Slade verließ das Büro, nicht glücklicher als beim Betreten. Einen Moment später spürte er Grettas Hand auf sich. „Slade, du bekommst vielleicht immer noch, was du willst, nur nicht so, wie du es erwartet hast.“
„Was?“, runzelte er die Stirn.
Sie lächelte ihn an. „Dummer Junge, du bist ihr noch nicht bei Vollmond begegnet, oder?“ Sie lächelte ihn an. „Ich habe gesehen, wie ihr euch an den Köpfen gerieben habt. So wie du ihr Foto ansiehst, magst du das Mädchen. Mehr als du bereit bist, irgendjemandem zuzugeben.“
„Sie ist meine Beta, mehr nicht“, erklärte er schlicht.

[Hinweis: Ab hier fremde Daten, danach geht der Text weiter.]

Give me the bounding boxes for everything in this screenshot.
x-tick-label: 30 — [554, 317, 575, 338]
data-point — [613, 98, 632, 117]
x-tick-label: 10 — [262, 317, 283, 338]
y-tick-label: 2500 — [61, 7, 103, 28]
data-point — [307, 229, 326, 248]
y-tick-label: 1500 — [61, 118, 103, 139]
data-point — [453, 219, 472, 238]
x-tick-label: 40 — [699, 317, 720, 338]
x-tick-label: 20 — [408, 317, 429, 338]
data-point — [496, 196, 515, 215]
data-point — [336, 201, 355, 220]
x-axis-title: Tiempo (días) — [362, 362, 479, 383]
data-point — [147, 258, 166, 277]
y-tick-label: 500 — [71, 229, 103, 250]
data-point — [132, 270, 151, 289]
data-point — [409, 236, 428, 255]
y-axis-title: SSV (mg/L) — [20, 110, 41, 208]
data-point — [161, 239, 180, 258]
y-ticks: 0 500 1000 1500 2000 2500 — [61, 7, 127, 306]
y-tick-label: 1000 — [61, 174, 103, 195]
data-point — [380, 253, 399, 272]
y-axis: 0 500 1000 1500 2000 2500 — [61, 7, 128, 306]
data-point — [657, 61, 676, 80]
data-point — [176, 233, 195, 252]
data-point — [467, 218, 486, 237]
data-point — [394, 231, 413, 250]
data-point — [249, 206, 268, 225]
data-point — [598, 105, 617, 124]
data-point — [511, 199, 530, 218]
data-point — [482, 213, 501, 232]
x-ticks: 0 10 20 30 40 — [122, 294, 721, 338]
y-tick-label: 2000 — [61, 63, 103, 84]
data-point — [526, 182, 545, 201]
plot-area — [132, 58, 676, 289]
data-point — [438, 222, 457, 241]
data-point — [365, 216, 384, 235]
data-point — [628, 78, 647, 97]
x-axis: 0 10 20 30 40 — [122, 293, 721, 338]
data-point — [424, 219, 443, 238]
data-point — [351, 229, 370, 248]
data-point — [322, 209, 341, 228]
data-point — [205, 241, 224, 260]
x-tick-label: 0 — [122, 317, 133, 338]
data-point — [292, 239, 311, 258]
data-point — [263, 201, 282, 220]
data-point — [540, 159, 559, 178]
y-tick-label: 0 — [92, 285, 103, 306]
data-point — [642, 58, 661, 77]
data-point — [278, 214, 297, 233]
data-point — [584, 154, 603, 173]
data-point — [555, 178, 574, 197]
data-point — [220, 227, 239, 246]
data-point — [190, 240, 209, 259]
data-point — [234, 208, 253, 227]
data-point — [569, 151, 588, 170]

„Na gut“, nickte sie. „Du fährst zum nächsten Vollmond nach Hause, oder?“
Er nickte: „Ja, eine Familienangelegenheit.“
„Nun, du könntest deine Beta bekommen, sie an deiner Seite haben, nur in einer anderen Funktion, mein Sohn. Ich stimme den anderen Ratsmitgliedern zu, dass sie wahrscheinlich zu dieser Blutlinie gehört. Sich mit einem Alpha-Wolf zu paaren...Du bist ein Alpha-Wolf, oder nicht!“, erklärte sie und drehte sich dann einfach um und ging von ihm weg.